Frau Dr. Groß, Frauen sind in unserer modernen Gesellschaft doch längst gleichberechtigt. Wozu braucht es denn heutzutage noch Frauennetzwerke? Frauen sind im beruflichen Alltag häufig als Einzelkämpferinnen unterwegs. In Sachen Vernetzung haben sie also noch erheblichen Nachholbedarf gegenüber Männern. Und mit der Gleichberechtigung ist es übrigens auch nicht so weit her, wie Sie vermuten. Spätestens, wenn es um die Besetzung von Führungspositionen geht, liegt noch ein weiter Weg vor uns – 100 Jahre mindestens.
Sie übertreiben maßlos ...
Keineswegs. Im Gegensatz etwa zu den skandinavischen Ländern sind wir in Deutschland immer noch stark in traditionellen Rollenklischees verhaftet.
Woran liegt das?
Unter anderem daran, dass Frauen oftmals nicht so selbstbewusst auftreten wie Männer. Wenn es zum Beispiel um die Bewerbung um eine Führungsposition geht, klopfen Frauen die geforderten Qualifikationen Punkt für Punkt ab. Ist nur eine Anforderung dabei, von der sie glauben, sie nicht erfüllen zu können, bezweifeln sie, dass sie qualifiziert genug sind. Das passiert Männern in aller Regel gar nicht erst.
Wie lässt sich das ändern?
Gutes Mentoring ist enorm wichtig, um Frauen immer wieder zu ermuntern, Verantwortung zu übernehmen. Auch eine zumindest zeitweise eingesetzte Frauenquote kann sinnvoll sein – in dem Sinne, dass sie hilft, verkrustete Strukturen aufzubrechen. Freiwillige Verpflichtungen haben in der Vergangenheit leider nur sehr wenig gebracht. Von einer paritätischen Besetzung, das haben Studien längst ergeben, profitieren dann nicht nur die Frauen, sondern die gesamte Gesellschaft. Ich bin auch selbst zutiefst davon überzeugt, dass langfristig die beste Arbeit dort geleistet wird, wo genauso viele Frauen wie Männer arbeiten.
Sie sind Präsidentin des Deutschen Ärztinnenbundes (DÄB). Wie steht es denn um die Gleichberechtigung von Frauen im Gesundheitswesen?
Nicht viel anders als in der übrigen Berufswelt auch. Zwar liegt der Anteil der weiblichen Studierenden in der Humanmedizin mittlerweile bei über 60 Prozent. Schaut man in die Chefarzt-Etage oder in die Führungsgremien von Berufsverbänden, sieht die Welt jedoch ganz anders aus. Daran arbeiten wir im Deutschen Ärztinnenbund zum Beispiel durch einen Ausbau des DÄB-Mentorinnen-Netzwerks, aber auch durch stärkere Interventionen bei der Standes- und Gesundheitspolitik.

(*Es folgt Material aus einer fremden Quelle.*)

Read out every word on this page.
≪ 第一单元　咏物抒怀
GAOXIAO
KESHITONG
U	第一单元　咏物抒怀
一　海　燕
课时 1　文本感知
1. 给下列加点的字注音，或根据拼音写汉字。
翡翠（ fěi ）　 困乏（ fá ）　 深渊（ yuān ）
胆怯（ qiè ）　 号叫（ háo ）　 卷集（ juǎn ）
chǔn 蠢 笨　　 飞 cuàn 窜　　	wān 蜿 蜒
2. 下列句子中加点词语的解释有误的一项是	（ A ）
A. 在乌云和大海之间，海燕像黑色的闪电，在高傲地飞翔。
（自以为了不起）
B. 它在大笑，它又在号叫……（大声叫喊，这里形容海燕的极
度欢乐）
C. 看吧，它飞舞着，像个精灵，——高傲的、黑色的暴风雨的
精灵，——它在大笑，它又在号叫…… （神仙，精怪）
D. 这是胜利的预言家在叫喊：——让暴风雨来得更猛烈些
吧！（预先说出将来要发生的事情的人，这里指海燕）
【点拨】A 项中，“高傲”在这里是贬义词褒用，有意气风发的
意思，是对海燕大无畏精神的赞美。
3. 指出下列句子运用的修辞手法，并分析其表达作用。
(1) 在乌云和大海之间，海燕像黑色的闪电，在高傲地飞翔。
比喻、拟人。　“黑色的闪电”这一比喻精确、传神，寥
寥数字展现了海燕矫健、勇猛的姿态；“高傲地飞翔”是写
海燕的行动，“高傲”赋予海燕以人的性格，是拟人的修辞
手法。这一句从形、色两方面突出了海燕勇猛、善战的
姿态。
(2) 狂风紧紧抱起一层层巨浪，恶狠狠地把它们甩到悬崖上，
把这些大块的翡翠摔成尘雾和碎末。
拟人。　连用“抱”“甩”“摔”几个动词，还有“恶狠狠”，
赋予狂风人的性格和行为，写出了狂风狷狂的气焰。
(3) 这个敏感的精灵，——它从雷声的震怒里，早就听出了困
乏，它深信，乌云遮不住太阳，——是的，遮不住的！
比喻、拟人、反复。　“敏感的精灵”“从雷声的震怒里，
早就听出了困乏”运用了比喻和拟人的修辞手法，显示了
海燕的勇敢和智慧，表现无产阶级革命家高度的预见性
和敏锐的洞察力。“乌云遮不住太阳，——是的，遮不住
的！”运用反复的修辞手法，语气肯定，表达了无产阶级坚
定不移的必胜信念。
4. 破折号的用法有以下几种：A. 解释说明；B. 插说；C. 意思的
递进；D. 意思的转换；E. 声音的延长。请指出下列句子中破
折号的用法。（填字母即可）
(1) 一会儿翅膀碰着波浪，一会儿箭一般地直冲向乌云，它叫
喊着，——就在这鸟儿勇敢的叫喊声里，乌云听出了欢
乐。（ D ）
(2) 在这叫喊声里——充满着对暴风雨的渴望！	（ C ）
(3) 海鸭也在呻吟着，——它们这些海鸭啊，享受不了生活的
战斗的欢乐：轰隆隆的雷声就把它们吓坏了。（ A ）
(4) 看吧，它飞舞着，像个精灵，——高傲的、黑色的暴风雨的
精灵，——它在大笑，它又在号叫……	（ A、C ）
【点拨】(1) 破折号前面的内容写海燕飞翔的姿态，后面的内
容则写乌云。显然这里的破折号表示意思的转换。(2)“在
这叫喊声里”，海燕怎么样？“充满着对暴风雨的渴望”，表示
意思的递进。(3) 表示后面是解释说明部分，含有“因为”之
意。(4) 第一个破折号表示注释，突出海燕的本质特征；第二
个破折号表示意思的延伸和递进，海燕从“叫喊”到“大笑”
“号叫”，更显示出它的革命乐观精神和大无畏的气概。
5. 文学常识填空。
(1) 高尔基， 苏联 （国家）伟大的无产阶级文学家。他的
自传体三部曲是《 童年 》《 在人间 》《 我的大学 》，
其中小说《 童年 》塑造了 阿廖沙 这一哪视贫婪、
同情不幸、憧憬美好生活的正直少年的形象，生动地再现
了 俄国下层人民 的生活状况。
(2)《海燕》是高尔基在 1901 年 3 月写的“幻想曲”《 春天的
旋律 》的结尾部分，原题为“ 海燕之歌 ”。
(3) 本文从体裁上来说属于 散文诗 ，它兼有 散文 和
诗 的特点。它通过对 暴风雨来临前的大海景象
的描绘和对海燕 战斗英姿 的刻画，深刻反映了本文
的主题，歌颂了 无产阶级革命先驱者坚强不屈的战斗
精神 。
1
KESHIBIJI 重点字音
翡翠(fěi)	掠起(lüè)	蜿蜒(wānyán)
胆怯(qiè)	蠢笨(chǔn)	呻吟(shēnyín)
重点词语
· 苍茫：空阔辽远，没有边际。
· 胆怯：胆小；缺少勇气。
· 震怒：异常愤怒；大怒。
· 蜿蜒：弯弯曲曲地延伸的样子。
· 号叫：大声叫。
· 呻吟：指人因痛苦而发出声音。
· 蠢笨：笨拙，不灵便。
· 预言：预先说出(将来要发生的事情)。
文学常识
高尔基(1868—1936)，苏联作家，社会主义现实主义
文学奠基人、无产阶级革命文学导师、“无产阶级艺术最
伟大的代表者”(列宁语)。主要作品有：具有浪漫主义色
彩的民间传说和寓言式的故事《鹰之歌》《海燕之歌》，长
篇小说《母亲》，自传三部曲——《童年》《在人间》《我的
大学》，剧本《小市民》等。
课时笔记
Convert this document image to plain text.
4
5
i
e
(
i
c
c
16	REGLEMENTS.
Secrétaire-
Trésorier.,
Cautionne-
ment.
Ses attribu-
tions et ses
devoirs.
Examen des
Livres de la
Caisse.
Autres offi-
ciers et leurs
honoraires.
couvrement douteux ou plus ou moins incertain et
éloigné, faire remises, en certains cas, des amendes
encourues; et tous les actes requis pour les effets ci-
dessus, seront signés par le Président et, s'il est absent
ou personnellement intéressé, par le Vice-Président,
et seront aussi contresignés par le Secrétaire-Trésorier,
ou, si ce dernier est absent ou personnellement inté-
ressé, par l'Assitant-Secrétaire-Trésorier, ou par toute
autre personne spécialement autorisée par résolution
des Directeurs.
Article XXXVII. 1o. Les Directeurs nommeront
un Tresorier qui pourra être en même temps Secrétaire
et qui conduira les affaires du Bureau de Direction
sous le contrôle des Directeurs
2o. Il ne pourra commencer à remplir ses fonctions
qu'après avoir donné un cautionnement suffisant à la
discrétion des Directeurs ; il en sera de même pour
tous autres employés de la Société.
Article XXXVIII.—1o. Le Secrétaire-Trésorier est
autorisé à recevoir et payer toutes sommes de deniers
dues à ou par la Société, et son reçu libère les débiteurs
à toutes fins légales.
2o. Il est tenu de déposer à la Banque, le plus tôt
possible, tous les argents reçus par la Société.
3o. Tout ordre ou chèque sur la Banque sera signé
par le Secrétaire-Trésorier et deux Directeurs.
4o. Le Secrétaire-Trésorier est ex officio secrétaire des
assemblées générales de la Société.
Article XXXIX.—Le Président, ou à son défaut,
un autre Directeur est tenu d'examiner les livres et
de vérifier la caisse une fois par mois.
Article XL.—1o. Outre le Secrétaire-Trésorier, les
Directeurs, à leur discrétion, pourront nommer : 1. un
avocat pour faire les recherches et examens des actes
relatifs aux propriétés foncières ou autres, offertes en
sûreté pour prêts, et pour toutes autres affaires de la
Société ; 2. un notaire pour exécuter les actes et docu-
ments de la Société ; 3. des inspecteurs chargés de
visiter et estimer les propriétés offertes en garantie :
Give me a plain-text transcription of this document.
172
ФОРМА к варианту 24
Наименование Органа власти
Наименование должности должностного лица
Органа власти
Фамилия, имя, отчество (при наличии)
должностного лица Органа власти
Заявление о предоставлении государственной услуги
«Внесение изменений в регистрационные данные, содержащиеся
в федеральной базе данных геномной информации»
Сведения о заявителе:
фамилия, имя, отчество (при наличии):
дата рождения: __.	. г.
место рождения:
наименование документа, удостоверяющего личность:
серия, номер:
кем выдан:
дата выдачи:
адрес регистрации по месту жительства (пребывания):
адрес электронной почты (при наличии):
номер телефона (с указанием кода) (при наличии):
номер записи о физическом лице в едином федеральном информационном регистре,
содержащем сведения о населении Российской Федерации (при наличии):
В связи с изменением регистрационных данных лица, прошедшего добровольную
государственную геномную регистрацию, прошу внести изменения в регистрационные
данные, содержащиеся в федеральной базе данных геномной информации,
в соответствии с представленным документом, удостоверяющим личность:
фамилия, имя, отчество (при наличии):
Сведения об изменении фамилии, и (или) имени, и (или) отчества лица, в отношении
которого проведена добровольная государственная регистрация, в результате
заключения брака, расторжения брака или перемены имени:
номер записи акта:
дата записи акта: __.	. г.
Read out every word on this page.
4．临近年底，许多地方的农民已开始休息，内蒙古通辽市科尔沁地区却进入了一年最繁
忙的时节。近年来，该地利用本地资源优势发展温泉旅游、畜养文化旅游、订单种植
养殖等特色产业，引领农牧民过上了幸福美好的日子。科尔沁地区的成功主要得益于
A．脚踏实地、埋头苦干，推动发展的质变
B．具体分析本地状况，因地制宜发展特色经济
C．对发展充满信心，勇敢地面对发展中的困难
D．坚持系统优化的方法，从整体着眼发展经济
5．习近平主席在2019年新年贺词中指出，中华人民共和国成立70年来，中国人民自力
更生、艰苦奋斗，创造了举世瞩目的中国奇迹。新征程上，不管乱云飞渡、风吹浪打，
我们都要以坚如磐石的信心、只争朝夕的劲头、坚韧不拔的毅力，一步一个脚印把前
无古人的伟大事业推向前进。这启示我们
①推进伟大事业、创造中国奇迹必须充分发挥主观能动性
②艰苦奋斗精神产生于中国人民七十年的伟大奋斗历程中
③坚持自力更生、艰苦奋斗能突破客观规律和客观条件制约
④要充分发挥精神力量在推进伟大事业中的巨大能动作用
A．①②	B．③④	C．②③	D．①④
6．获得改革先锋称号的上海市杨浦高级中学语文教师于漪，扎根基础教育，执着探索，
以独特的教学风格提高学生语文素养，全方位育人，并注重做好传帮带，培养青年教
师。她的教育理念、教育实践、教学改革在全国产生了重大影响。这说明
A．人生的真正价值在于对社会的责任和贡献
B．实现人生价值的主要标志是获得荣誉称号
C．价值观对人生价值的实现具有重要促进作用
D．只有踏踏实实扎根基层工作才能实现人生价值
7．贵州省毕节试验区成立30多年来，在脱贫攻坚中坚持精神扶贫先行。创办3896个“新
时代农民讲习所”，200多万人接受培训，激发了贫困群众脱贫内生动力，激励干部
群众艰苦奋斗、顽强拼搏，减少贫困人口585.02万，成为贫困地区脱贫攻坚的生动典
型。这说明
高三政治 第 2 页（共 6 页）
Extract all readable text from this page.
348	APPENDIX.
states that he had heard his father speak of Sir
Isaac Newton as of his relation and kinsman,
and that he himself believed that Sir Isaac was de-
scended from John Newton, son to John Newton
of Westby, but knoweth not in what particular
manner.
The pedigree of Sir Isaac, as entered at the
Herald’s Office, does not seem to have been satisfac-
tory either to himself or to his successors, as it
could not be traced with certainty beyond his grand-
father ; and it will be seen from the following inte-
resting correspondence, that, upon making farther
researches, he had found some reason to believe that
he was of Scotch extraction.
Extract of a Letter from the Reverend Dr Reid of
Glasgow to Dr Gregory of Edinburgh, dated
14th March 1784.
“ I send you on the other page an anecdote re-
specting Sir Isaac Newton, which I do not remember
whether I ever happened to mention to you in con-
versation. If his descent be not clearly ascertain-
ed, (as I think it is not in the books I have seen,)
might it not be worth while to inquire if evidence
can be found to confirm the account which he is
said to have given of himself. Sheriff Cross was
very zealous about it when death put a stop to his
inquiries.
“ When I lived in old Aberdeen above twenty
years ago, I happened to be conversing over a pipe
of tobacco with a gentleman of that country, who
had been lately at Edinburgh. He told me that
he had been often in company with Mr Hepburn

Bisher lag der Fokus unserer Veranstaltungen klar auf dem wissenschaftlichen Diskurs und auf ethischen Fragen in der Medizin. Das wollen wir zum Beispiel mit zusätzlichen aktuellen Serviceangeboten ändern, um die Wahrnehmung des Verbands bei Frauen und Männern zu stärken.
DR. MED. CHRISTIANE GROSS, 64, M. A., ist Fachärztin für Allgemeinmedizin, Psychotherapie und ärztliches Qualitätsmanagement. Seit 2015 ist sie Präsidentin des Deutschen Ärztinnenbundes.